Toplum denilen yapı, ilk oluşmaya başladığından bu yana çeşitli bölgelerde farklılık göstermiştir. Bununla birlikte toplumsal yapının örgütlenişinde aile bir temel oluşturmaktadır. Aile, bir bakıma toplumun küçük ama etkili zincir halkasıdır. Kadın, erkek, çocuk gibi öğelerin birlikteliği ve etkileşimiyle meydana gelen bir bütünlük. Kadını, oldu olası en çok da bu aile bütünlüğü içerisinde ‘değerlendirme’ eğilimi, ailenin varlığı gibi yıllardır devam etmekte ve yeniden örgütlenmektedir.
İnsan toplum olduğundan beri yani insan olduğundan beri kültürün var olduğundan söz edebiliriz ve bu toplum kültürü bölgelere göre değişkenlik göstermekle birlikte aile kavramı bütün toplumlarda varlığını sürdürüyor ve bu gelecek kuşaklara aktarılıyor. Bu kültür, egemenlik ilişkileri içinde geliştiği için egemenin ihtiyacı üzerinden o gücün devamlılığını sağlayacak şekilde gelişiyor. Bir baskı aleti hâline geliyor.

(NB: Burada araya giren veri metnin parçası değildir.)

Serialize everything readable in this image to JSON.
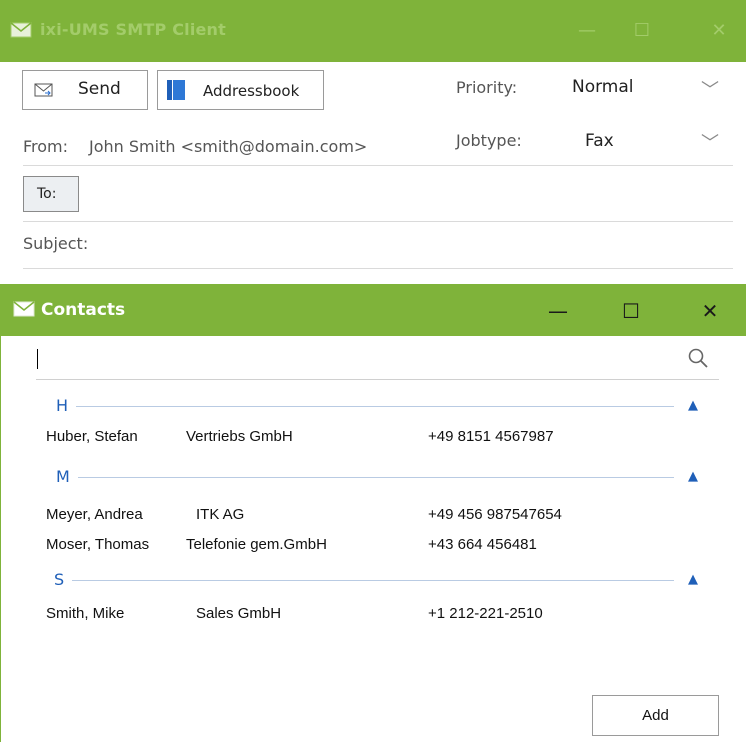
{
  "smtp_window": {
    "title": "ixi-UMS SMTP Client",
    "send_label": "Send",
    "addressbook_label": "Addressbook",
    "priority_label": "Priority:",
    "priority_value": "Normal",
    "from_label": "From:",
    "from_value": "John Smith <smith@domain.com>",
    "jobtype_label": "Jobtype:",
    "jobtype_value": "Fax",
    "to_label": "To:",
    "subject_label": "Subject:"
  },
  "contacts_window": {
    "title": "Contacts",
    "search_value": "",
    "groups": [
      {
        "letter": "H",
        "rows": [
          {
            "name": "Huber, Stefan",
            "company": "Vertriebs GmbH",
            "phone": "+49 8151 4567987"
          }
        ]
      },
      {
        "letter": "M",
        "rows": [
          {
            "name": "Meyer, Andrea",
            "company": "ITK AG",
            "phone": "+49 456 987547654"
          },
          {
            "name": "Moser, Thomas",
            "company": "Telefonie gem.GmbH",
            "phone": "+43 664 456481"
          }
        ]
      },
      {
        "letter": "S",
        "rows": [
          {
            "name": "Smith, Mike",
            "company": "Sales GmbH",
            "phone": "+1 212-221-2510"
          }
        ]
      }
    ],
    "add_label": "Add"
  },
  "colors": {
    "titlebar": "#7fb33a",
    "group_accent": "#1f5fb8"
  },
  "icons": [
    "mail-icon",
    "send-icon",
    "book-icon",
    "chevron-down-icon",
    "minimize-icon",
    "maximize-icon",
    "close-icon",
    "search-icon",
    "collapse-caret-icon"
  ]
}
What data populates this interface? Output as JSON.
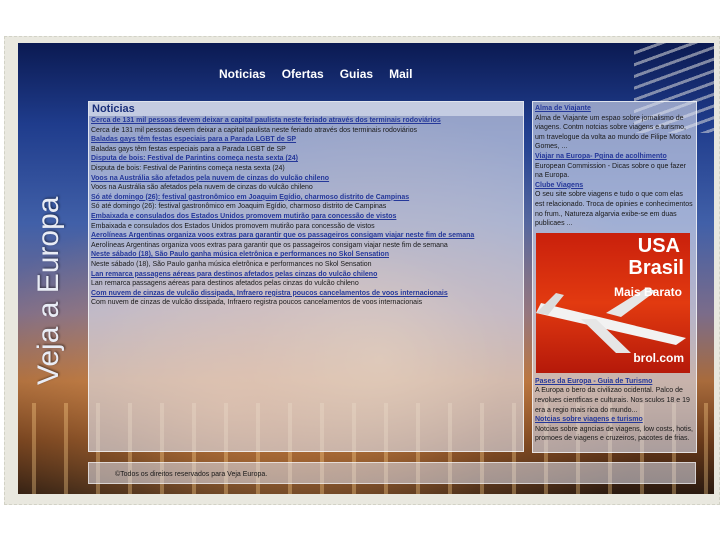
{
  "brand": {
    "vertical_title": "Veja a Europa"
  },
  "nav": {
    "items": [
      "Noticias",
      "Ofertas",
      "Guias",
      "Mail"
    ]
  },
  "news": {
    "heading": "Noticias",
    "items": [
      {
        "title": "Cerca de 131 mil pessoas devem deixar a capital paulista neste feriado através dos terminais rodoviários",
        "desc": "Cerca de 131 mil pessoas devem deixar a capital paulista neste feriado através dos terminais rodoviários"
      },
      {
        "title": "Baladas gays têm festas especiais para a Parada LGBT de SP",
        "desc": "Baladas gays têm festas especiais para a Parada LGBT de SP"
      },
      {
        "title": "Disputa de bois: Festival de Parintins começa nesta sexta (24)",
        "desc": "Disputa de bois: Festival de Parintins começa nesta sexta (24)"
      },
      {
        "title": "Voos na Austrália são afetados pela nuvem de cinzas do vulcão chileno",
        "desc": "Voos na Austrália são afetados pela nuvem de cinzas do vulcão chileno"
      },
      {
        "title": "Só até domingo (26): festival gastronômico em Joaquim Egídio, charmoso distrito de Campinas",
        "desc": "Só até domingo (26): festival gastronômico em Joaquim Egídio, charmoso distrito de Campinas"
      },
      {
        "title": "Embaixada e consulados dos Estados Unidos promovem mutirão para concessão de vistos",
        "desc": "Embaixada e consulados dos Estados Unidos promovem mutirão para concessão de vistos"
      },
      {
        "title": "Aerolíneas Argentinas organiza voos extras para garantir que os passageiros consigam viajar neste fim de semana",
        "desc": "Aerolíneas Argentinas organiza voos extras para garantir que os passageiros consigam viajar neste fim de semana"
      },
      {
        "title": "Neste sábado (18), São Paulo ganha música eletrônica e performances no Skol Sensation",
        "desc": "Neste sábado (18), São Paulo ganha música eletrônica e performances no Skol Sensation"
      },
      {
        "title": "Lan remarca passagens aéreas para destinos afetados pelas cinzas do vulcão chileno",
        "desc": "Lan remarca passagens aéreas para destinos afetados pelas cinzas do vulcão chileno"
      },
      {
        "title": "Com nuvem de cinzas de vulcão dissipada, Infraero registra poucos cancelamentos de voos internacionais",
        "desc": "Com nuvem de cinzas de vulcão dissipada, Infraero registra poucos cancelamentos de voos internacionais"
      }
    ]
  },
  "sidebar": {
    "top": [
      {
        "title": "Alma de Viajante",
        "desc": "Alma de Viajante um espao sobre jornalismo de viagens. Contm notcias sobre viagens e turismo, um travelogue da volta ao mundo de Filipe Morato Gomes, ..."
      },
      {
        "title": "Viajar na Europa- Pgina de acolhimento",
        "desc": "European Commission - Dicas sobre o que fazer na Europa."
      },
      {
        "title": "Clube Viagens",
        "desc": "O seu site sobre viagens e tudo o que com elas est relacionado. Troca de opinies e conhecimentos no frum., Natureza algarvia exibe-se em duas publicaes ..."
      }
    ],
    "ad": {
      "line1": "USA",
      "line2": "Brasil",
      "line3": "Mais Barato",
      "line4": "brol.com"
    },
    "bottom": [
      {
        "title": "Pases da Europa - Guia de Turismo",
        "desc": "A Europa o bero da civilizao ocidental. Palco de revolues cientficas e culturais. Nos sculos 18 e 19 era a regio mais rica do mundo..."
      },
      {
        "title": "Notcias sobre viagens e turismo",
        "desc": "Notcias sobre agncias de viagens, low costs, hotis, promoes de viagens e cruzeiros, pacotes de frias."
      }
    ]
  },
  "footer": {
    "text": "©Todos os direitos reservados para Veja Europa."
  },
  "colors": {
    "link": "#25389a",
    "nav_text": "#ffffff",
    "ad_red": "#d42a0e"
  }
}
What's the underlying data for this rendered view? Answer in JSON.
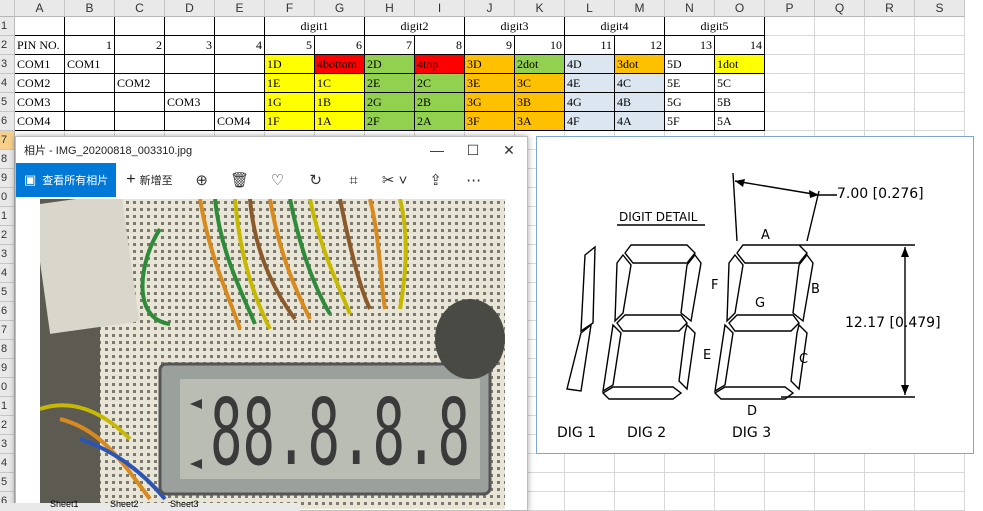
{
  "columns": [
    "A",
    "B",
    "C",
    "D",
    "E",
    "F",
    "G",
    "H",
    "I",
    "J",
    "K",
    "L",
    "M",
    "N",
    "O",
    "P",
    "Q",
    "R",
    "S"
  ],
  "rows": [
    "1",
    "2",
    "3",
    "4",
    "5",
    "6",
    "7",
    "8",
    "9",
    "0",
    "1",
    "2",
    "3",
    "4",
    "5",
    "6",
    "7",
    "8",
    "9",
    "0",
    "1",
    "2",
    "3",
    "4",
    "5",
    "6"
  ],
  "spreadsheet": {
    "digit_headers": [
      "digit1",
      "digit2",
      "digit3",
      "digit4",
      "digit5"
    ],
    "pin_label": "PIN NO.",
    "pin_numbers": [
      "1",
      "2",
      "3",
      "4",
      "5",
      "6",
      "7",
      "8",
      "9",
      "10",
      "11",
      "12",
      "13",
      "14"
    ],
    "com_labels": [
      "COM1",
      "COM2",
      "COM3",
      "COM4"
    ],
    "com_diag": [
      "COM1",
      "COM2",
      "COM3",
      "COM4"
    ],
    "segments": [
      [
        "1D",
        "4bottom",
        "2D",
        "4top",
        "3D",
        "2dot",
        "4D",
        "3dot",
        "5D",
        "1dot"
      ],
      [
        "1E",
        "1C",
        "2E",
        "2C",
        "3E",
        "3C",
        "4E",
        "4C",
        "5E",
        "5C"
      ],
      [
        "1G",
        "1B",
        "2G",
        "2B",
        "3G",
        "3B",
        "4G",
        "4B",
        "5G",
        "5B"
      ],
      [
        "1F",
        "1A",
        "2F",
        "2A",
        "3F",
        "3A",
        "4F",
        "4A",
        "5F",
        "5A"
      ]
    ]
  },
  "photos_window": {
    "title": "相片 - IMG_20200818_003310.jpg",
    "view_all": "查看所有相片",
    "add_to": "新增至",
    "controls": [
      "minimize",
      "maximize",
      "close"
    ]
  },
  "diagram": {
    "title": "DIGIT DETAIL",
    "width_dim": "7.00 [0.276]",
    "height_dim": "12.17 [0.479]",
    "segment_labels": [
      "A",
      "B",
      "C",
      "D",
      "E",
      "F",
      "G"
    ],
    "digit_labels": [
      "DIG 1",
      "DIG 2",
      "DIG 3"
    ]
  },
  "lcd_text": "88.8.8.8",
  "sheet_tabs": [
    "Sheet1",
    "Sheet2",
    "Sheet3"
  ]
}
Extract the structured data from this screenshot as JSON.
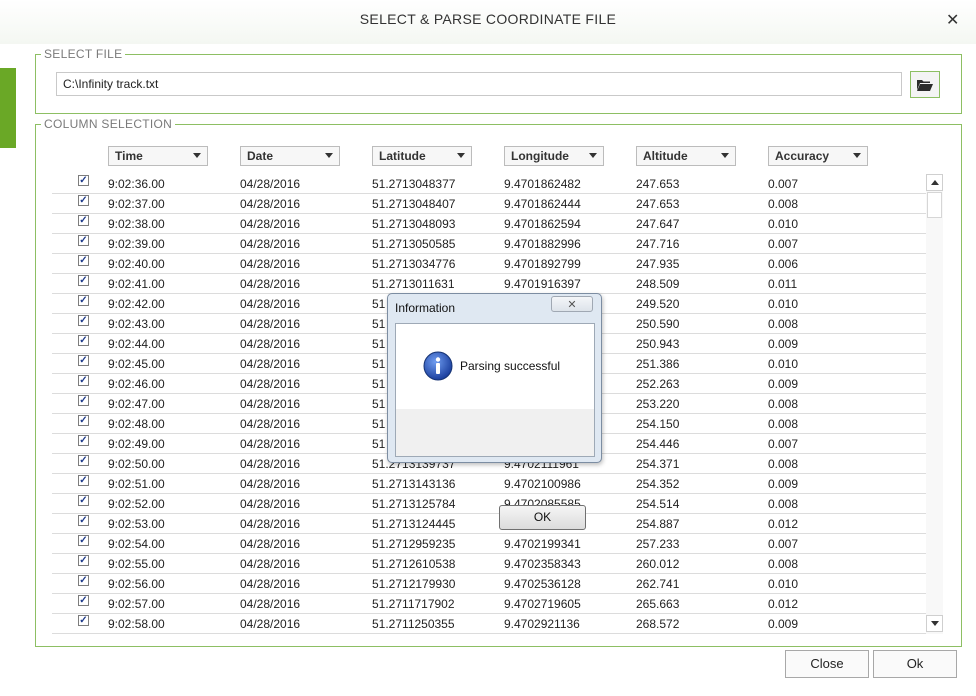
{
  "window": {
    "title": "SELECT & PARSE COORDINATE FILE",
    "close_glyph": "✕"
  },
  "select_file": {
    "legend": "SELECT FILE",
    "path": "C:\\Infinity track.txt"
  },
  "column_selection": {
    "legend": "COLUMN SELECTION",
    "columns": [
      "Time",
      "Date",
      "Latitude",
      "Longitude",
      "Altitude",
      "Accuracy"
    ],
    "rows": [
      {
        "checked": true,
        "cells": [
          "9:02:36.00",
          "04/28/2016",
          "51.2713048377",
          "9.4701862482",
          "247.653",
          "0.007"
        ]
      },
      {
        "checked": true,
        "cells": [
          "9:02:37.00",
          "04/28/2016",
          "51.2713048407",
          "9.4701862444",
          "247.653",
          "0.008"
        ]
      },
      {
        "checked": true,
        "cells": [
          "9:02:38.00",
          "04/28/2016",
          "51.2713048093",
          "9.4701862594",
          "247.647",
          "0.010"
        ]
      },
      {
        "checked": true,
        "cells": [
          "9:02:39.00",
          "04/28/2016",
          "51.2713050585",
          "9.4701882996",
          "247.716",
          "0.007"
        ]
      },
      {
        "checked": true,
        "cells": [
          "9:02:40.00",
          "04/28/2016",
          "51.2713034776",
          "9.4701892799",
          "247.935",
          "0.006"
        ]
      },
      {
        "checked": true,
        "cells": [
          "9:02:41.00",
          "04/28/2016",
          "51.2713011631",
          "9.4701916397",
          "248.509",
          "0.011"
        ]
      },
      {
        "checked": true,
        "cells": [
          "9:02:42.00",
          "04/28/2016",
          "51",
          "",
          "249.520",
          "0.010"
        ]
      },
      {
        "checked": true,
        "cells": [
          "9:02:43.00",
          "04/28/2016",
          "51",
          "",
          "250.590",
          "0.008"
        ]
      },
      {
        "checked": true,
        "cells": [
          "9:02:44.00",
          "04/28/2016",
          "51",
          "",
          "250.943",
          "0.009"
        ]
      },
      {
        "checked": true,
        "cells": [
          "9:02:45.00",
          "04/28/2016",
          "51",
          "",
          "251.386",
          "0.010"
        ]
      },
      {
        "checked": true,
        "cells": [
          "9:02:46.00",
          "04/28/2016",
          "51",
          "",
          "252.263",
          "0.009"
        ]
      },
      {
        "checked": true,
        "cells": [
          "9:02:47.00",
          "04/28/2016",
          "51",
          "",
          "253.220",
          "0.008"
        ]
      },
      {
        "checked": true,
        "cells": [
          "9:02:48.00",
          "04/28/2016",
          "51",
          "",
          "254.150",
          "0.008"
        ]
      },
      {
        "checked": true,
        "cells": [
          "9:02:49.00",
          "04/28/2016",
          "51",
          "",
          "254.446",
          "0.007"
        ]
      },
      {
        "checked": true,
        "cells": [
          "9:02:50.00",
          "04/28/2016",
          "51.2713139737",
          "9.4702111961",
          "254.371",
          "0.008"
        ]
      },
      {
        "checked": true,
        "cells": [
          "9:02:51.00",
          "04/28/2016",
          "51.2713143136",
          "9.4702100986",
          "254.352",
          "0.009"
        ]
      },
      {
        "checked": true,
        "cells": [
          "9:02:52.00",
          "04/28/2016",
          "51.2713125784",
          "9.4702085585",
          "254.514",
          "0.008"
        ]
      },
      {
        "checked": true,
        "cells": [
          "9:02:53.00",
          "04/28/2016",
          "51.2713124445",
          "9.4702110856",
          "254.887",
          "0.012"
        ]
      },
      {
        "checked": true,
        "cells": [
          "9:02:54.00",
          "04/28/2016",
          "51.2712959235",
          "9.4702199341",
          "257.233",
          "0.007"
        ]
      },
      {
        "checked": true,
        "cells": [
          "9:02:55.00",
          "04/28/2016",
          "51.2712610538",
          "9.4702358343",
          "260.012",
          "0.008"
        ]
      },
      {
        "checked": true,
        "cells": [
          "9:02:56.00",
          "04/28/2016",
          "51.2712179930",
          "9.4702536128",
          "262.741",
          "0.010"
        ]
      },
      {
        "checked": true,
        "cells": [
          "9:02:57.00",
          "04/28/2016",
          "51.2711717902",
          "9.4702719605",
          "265.663",
          "0.012"
        ]
      },
      {
        "checked": true,
        "cells": [
          "9:02:58.00",
          "04/28/2016",
          "51.2711250355",
          "9.4702921136",
          "268.572",
          "0.009"
        ]
      }
    ]
  },
  "footer": {
    "close_label": "Close",
    "ok_label": "Ok"
  },
  "dialog": {
    "title": "Information",
    "message": "Parsing successful",
    "ok_label": "OK",
    "close_glyph": "✕"
  },
  "icons": {
    "browse": "folder-open-icon",
    "info": "info-icon"
  },
  "colors": {
    "accent": "#6aa826",
    "group_border": "#8dbf63",
    "info_blue": "#1f4fb0"
  }
}
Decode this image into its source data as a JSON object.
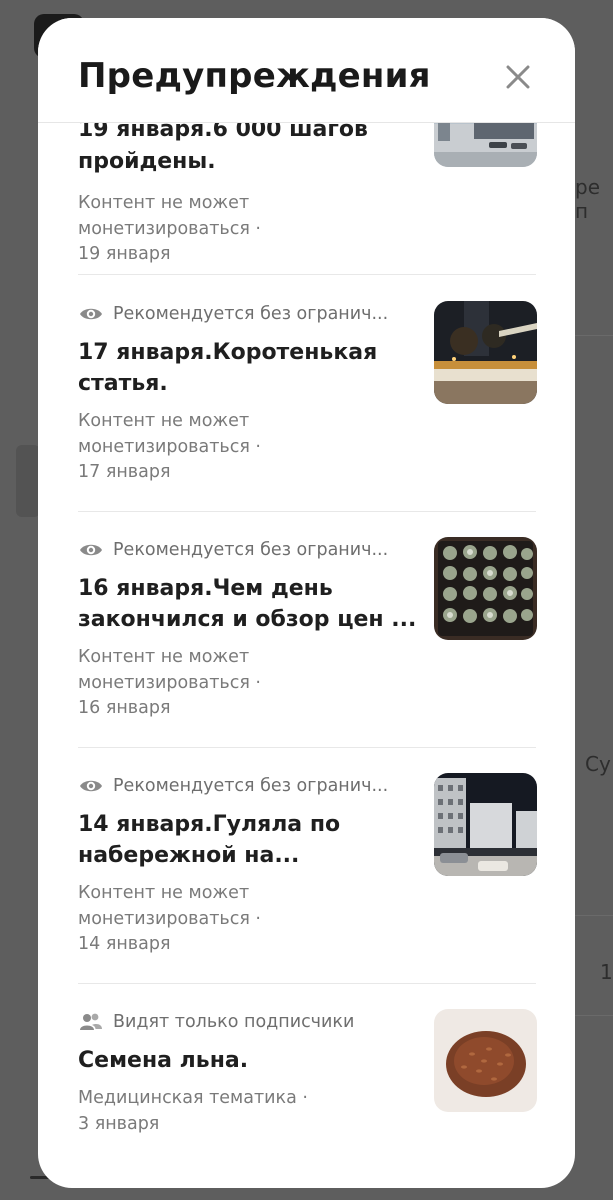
{
  "background": {
    "fragments": [
      "ре п",
      "Су",
      "1"
    ]
  },
  "modal": {
    "title": "Предупреждения",
    "close_icon": "close-icon"
  },
  "items": [
    {
      "badge_icon": "",
      "badge": "",
      "title_partial": "19 января.6 000 шагов",
      "title": "пройдены.",
      "meta_lines": [
        "Контент не может",
        "монетизироваться ·",
        "19 января"
      ],
      "thumb": "street-winter-photo"
    },
    {
      "badge_icon": "eye-icon",
      "badge": "Рекомендуется без огранич...",
      "title_lines": [
        "17 января.Коротенькая",
        "статья."
      ],
      "meta_lines": [
        "Контент не может",
        "монетизироваться ·",
        "17 января"
      ],
      "thumb": "night-park-photo"
    },
    {
      "badge_icon": "eye-icon",
      "badge": "Рекомендуется без огранич...",
      "title_lines": [
        "16 января.Чем день",
        "закончился и обзор цен ..."
      ],
      "meta_lines": [
        "Контент не может",
        "монетизироваться ·",
        "16 января"
      ],
      "thumb": "cactus-tray-photo"
    },
    {
      "badge_icon": "eye-icon",
      "badge": "Рекомендуется без огранич...",
      "title_lines": [
        "14 января.Гуляла по",
        "набережной на..."
      ],
      "meta_lines": [
        "Контент не может",
        "монетизироваться ·",
        "14 января"
      ],
      "thumb": "embankment-buildings-photo"
    },
    {
      "badge_icon": "subscribers-icon",
      "badge": "Видят только подписчики",
      "title_lines": [
        "Семена льна."
      ],
      "meta_lines": [
        "Медицинская тематика ·",
        "3 января"
      ],
      "thumb": "flax-seeds-photo"
    }
  ]
}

Özel mülkiyetin ve sınıflı toplumların oluşumuyla toplumsal cinsiyet rollerinin de oluşmaya başladığına değindik. Ancak bunlar tek başına toplumsal cinsiyeti yaratmaz. Biyolojik olarak kadın ve erkek olmak, doğal ve doğuştan olarak adlandırılırken, kadınlık ve erkeklik ise toplumsallaşma süreci ile kültürel bir yapılanmaya işaret etmektedir. Kültürel olarak kadını ve erkeği toplumsal bir kadına ve erkeğe dönüştüren kategoridir toplumsal cinsiyet. Toplumsal cinsiyet iki temel alanda maddi olarak kendini gösterir: “1) Toplumsal cinsiyetli iş bölümü ve üretim araçlarının toplumsal cinsiyetli bölünmesi; 2) üreme emeğinin toplumsal örgütlenişi.” Toplumsal cinsiyet, yalnızca erkekler için işlevsel olduğundan değil, egemen sınıf için işlevsel olduğu için vardır. Kapitalist toplumda, işçilere ücret ödeyen üretim aracı sahipleri daha az para ödenen kadın emeğinden muazzam kârlar elde ederler. Kadınların düşük ücretleri bütün ücretleri düşük tutmaya yarar, tıpkı etnik azınlıkların düşük ücretlerinin de bütün ücretleri düşürmesi gibi. Yani, daha iyi para alan ücretli işçi, sürekli olarak, yerine daha az parayla çalışacak bir ücretli işçinin geçirilmesiyle tehdit edilebilir. Böylelikle kapitalist sınıf, salt kadınlara daha düşük ücret ödeyerek büyük kârlar elde etmekle kalmaz, erkeklerin ücretlerinin bir bölümünü de cebe indirir.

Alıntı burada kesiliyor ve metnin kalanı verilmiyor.